Jokowi pernah bicara tentang drone. Drone itu cuma mampu terbang selama empat jam. Drone itu hakekatnya hanya sebuah pesawat tempur, jadi tidak cocok untuk didayagunakan di medang peperangan. Sebagai pesawat tempur, Kalau Drone itu hanya bisa mengambang empat jam. Setelah itu, harus diganti lagi, daya jangkaunya terbatas. Jadi untuk memperkuat pertahanan nasional kita, bukan itu sebenarnya yang kita perlukan.
Yang betul itu seharusnya kita harus punya satelit untuk pengawasan. Di ABRI dulu, di setiap pos-pos komando besar ada yang namanya SBK (Satelit Bumi Kecil). Kita bisa langsung mengetahui bila ada pencuri ikan dari mana saja.
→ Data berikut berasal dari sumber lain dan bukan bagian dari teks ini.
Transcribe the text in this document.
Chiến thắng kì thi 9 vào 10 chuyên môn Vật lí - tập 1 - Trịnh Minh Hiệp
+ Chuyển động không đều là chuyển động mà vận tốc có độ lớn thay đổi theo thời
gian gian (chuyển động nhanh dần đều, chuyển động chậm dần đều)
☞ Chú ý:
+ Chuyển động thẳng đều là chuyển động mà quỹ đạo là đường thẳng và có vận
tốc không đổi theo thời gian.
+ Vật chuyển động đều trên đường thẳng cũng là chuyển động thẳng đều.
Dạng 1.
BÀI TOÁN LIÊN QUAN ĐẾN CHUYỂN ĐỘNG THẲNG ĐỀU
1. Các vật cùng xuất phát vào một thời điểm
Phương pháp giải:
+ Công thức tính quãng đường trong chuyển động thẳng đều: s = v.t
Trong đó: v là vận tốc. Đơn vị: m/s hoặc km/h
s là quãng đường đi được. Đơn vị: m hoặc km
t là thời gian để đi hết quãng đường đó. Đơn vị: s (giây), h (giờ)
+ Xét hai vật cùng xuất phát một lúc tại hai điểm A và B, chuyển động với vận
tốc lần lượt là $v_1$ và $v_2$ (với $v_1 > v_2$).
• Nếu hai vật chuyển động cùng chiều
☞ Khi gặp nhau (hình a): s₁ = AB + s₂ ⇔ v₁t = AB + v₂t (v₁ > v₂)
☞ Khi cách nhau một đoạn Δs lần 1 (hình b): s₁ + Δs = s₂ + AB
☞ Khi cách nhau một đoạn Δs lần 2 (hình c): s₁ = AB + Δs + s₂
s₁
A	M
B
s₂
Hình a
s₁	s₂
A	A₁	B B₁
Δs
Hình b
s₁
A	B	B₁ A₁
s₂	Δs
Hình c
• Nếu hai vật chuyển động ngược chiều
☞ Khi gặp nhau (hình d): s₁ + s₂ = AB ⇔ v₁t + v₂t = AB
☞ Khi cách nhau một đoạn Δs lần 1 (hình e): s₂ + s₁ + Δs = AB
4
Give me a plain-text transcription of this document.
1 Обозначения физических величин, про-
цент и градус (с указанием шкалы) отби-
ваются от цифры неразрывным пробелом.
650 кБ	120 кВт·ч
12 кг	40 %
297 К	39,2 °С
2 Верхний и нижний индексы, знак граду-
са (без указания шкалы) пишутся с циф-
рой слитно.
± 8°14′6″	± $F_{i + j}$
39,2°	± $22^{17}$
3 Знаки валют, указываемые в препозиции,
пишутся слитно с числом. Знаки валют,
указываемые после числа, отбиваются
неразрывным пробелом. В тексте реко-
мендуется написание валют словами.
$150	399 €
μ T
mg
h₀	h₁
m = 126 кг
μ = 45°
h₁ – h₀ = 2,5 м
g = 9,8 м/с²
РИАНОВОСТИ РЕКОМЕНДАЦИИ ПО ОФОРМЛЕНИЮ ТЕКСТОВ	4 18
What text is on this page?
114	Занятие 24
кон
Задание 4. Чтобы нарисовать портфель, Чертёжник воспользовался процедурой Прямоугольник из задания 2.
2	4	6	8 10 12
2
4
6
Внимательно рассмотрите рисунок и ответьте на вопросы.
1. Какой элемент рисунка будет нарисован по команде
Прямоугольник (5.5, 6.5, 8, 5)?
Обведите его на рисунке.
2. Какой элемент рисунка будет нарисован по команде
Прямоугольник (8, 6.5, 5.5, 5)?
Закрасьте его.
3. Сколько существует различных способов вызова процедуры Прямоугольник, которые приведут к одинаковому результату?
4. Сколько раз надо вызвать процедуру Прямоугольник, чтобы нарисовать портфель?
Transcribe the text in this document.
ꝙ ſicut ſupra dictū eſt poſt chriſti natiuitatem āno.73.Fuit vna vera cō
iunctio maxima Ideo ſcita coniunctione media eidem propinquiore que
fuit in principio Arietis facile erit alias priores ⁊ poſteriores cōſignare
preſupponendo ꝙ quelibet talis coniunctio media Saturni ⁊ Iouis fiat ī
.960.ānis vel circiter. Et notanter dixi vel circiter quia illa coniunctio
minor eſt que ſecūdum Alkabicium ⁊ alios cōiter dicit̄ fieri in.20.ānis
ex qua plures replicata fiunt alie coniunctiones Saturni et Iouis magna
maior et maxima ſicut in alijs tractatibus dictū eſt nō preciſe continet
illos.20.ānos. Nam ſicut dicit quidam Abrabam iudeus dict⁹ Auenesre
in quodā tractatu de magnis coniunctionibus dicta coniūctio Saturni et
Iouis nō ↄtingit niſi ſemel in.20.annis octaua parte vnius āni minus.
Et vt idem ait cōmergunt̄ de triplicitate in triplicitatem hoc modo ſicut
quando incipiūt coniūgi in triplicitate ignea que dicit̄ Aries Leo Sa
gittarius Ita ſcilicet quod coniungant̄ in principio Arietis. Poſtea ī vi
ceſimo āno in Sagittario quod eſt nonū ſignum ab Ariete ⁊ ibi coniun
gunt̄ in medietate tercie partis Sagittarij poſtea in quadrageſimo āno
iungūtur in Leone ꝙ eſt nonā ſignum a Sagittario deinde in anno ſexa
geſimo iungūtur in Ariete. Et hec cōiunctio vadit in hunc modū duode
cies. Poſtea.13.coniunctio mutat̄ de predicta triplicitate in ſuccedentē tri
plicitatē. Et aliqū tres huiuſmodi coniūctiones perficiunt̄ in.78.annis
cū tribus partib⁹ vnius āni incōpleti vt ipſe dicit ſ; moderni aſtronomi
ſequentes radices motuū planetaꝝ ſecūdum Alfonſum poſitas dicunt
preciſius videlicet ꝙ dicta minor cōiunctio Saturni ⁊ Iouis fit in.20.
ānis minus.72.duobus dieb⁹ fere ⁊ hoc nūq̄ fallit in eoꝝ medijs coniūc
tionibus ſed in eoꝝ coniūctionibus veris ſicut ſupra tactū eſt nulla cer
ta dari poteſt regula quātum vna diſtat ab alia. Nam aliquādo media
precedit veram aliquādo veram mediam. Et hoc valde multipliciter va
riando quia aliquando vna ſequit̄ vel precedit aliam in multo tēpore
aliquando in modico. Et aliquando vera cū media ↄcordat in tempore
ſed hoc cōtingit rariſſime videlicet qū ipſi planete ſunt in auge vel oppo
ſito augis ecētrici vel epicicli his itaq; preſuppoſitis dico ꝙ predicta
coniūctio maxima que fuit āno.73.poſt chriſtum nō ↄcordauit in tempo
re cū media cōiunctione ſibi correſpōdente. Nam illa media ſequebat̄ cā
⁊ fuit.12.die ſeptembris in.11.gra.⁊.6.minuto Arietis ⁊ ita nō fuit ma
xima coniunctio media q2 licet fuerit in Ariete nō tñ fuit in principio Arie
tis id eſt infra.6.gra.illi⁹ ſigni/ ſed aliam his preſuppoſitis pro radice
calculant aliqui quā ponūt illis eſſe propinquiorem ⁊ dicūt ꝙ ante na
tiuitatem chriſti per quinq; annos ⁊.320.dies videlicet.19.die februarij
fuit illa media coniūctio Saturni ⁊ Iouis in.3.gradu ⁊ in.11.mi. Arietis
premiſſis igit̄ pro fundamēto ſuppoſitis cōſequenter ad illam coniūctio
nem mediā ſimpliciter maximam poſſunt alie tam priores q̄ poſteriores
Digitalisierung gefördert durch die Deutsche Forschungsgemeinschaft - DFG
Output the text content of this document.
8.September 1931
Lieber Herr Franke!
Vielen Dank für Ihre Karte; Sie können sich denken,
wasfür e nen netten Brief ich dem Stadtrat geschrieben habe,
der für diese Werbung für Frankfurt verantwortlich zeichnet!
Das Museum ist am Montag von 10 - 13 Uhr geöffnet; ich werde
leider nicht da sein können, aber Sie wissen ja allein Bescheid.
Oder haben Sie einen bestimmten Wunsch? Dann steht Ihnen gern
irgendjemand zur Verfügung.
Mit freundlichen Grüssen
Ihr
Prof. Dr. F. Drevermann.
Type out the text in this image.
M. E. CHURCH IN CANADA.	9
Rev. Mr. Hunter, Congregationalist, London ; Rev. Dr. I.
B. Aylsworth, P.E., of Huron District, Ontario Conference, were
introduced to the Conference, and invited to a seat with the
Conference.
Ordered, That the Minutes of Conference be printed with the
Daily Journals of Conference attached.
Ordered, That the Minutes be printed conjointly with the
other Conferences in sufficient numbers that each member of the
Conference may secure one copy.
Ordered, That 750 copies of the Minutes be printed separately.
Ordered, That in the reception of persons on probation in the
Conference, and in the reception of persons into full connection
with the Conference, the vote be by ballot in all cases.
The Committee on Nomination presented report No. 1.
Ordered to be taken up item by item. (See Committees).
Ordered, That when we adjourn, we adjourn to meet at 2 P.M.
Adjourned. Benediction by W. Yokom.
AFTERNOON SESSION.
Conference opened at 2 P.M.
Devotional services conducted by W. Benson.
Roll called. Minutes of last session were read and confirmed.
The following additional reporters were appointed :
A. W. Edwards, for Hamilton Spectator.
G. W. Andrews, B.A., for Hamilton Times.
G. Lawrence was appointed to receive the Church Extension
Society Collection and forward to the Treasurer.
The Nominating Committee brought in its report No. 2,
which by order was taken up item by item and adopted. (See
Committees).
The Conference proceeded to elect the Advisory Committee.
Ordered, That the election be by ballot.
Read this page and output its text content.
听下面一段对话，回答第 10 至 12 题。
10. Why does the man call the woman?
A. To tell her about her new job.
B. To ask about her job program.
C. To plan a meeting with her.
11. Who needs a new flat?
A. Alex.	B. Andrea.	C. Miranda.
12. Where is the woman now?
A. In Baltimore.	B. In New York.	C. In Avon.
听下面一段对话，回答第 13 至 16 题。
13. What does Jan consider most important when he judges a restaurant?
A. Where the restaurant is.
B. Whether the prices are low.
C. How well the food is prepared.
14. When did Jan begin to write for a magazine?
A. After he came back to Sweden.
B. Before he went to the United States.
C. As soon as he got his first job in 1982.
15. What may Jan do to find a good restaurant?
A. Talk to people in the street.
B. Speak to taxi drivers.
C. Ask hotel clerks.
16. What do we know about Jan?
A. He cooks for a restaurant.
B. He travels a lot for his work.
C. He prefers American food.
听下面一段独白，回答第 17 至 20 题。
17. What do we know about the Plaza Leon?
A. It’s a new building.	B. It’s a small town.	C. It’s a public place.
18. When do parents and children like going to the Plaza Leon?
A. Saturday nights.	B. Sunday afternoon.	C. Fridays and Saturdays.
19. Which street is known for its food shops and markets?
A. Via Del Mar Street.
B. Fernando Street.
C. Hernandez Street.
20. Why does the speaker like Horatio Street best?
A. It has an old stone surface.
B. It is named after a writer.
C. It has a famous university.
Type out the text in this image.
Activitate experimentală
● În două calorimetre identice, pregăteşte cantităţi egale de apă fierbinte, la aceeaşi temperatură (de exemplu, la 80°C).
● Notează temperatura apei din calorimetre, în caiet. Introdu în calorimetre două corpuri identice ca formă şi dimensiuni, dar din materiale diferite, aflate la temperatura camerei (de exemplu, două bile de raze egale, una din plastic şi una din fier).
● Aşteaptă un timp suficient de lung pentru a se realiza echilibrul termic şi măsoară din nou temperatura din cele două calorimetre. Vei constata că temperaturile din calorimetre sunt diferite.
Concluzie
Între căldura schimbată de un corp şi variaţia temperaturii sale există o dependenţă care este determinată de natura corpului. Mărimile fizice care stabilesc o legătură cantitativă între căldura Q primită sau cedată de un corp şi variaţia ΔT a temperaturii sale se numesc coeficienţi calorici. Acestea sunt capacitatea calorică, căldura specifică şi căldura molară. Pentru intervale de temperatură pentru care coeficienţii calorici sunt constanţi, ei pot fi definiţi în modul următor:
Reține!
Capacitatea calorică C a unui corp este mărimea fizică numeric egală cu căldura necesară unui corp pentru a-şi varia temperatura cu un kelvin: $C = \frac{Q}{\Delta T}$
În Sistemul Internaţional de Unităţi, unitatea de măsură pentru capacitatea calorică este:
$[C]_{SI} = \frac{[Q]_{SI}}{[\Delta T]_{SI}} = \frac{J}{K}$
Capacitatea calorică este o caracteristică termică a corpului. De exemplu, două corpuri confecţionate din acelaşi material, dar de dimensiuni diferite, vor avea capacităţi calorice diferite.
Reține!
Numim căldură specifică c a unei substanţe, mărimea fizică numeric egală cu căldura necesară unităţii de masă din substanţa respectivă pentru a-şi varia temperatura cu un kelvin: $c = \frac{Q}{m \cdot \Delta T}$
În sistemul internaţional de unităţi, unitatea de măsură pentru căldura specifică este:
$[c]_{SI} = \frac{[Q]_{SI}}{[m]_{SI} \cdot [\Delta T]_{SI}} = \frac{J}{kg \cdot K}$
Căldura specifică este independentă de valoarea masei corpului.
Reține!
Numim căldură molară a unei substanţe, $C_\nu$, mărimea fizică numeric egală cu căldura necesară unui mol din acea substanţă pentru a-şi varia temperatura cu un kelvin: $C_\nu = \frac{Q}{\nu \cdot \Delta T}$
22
Dan itu cukup dipantau dalam satu malam oleh empat sampai lima orang saja. Bukan pakai Drone.
Sayangnya satelit Palapa itu dulu dijual oleh Megawati ketika masih menjadi presiden. Tadi pak Dirgo D Purbo katakan kapal tanker yang ke Indonesia dikawal oleh tentara Srilangka. Saya Cuma mikir, itu kapal siapa? Soalnya tanker itu juga dijual oleh Megawati. Saya tidak tahu. Bukan saya anti Megawati. Saya Nasionalis, saya pengikut ajaran bapaknya, Bung Karno. Sebagai nasionalis yang sedjati, seharusnya kita mempunyai konsep seperti beliau.
Sistem Bernegara Harus Dibenahi dari Atas
Ketahanan kita luntur karena sistem bernegara kita hancur. MPR kita dibuat sebanci-bancinya. Sehingga MPR harus membuat GBHN. GBHN harus dikerjakan oleh mandataris. Sekarang ini tidak. Presiden punya rencana, kerjakan sendiri dan pertanggungjawabkan sendiri. Ini yang disebut tirani. Harusnya tidak seperti itu.
Sama juga kalau kita lihat Pertamina. Pertamina kita lemahkan, kita lepas BP Migas. Saya tidak tahu gimana. Akhirnya media dikuasai para pengelolanya yang berorientasi komersial, sehinga media kita dikuasai orang lain, akhirnya selesailah kita semua.
Kita punya ketahanan dipreteli. Pernah angkatan laut di Banyuwangi membuat kapal laut, yang tidak bisa dipantau dari atas. Tetapi kemudian dibom. Seratus persen saya tahu itu. Saya tahu siapa yang punya ide membomnya.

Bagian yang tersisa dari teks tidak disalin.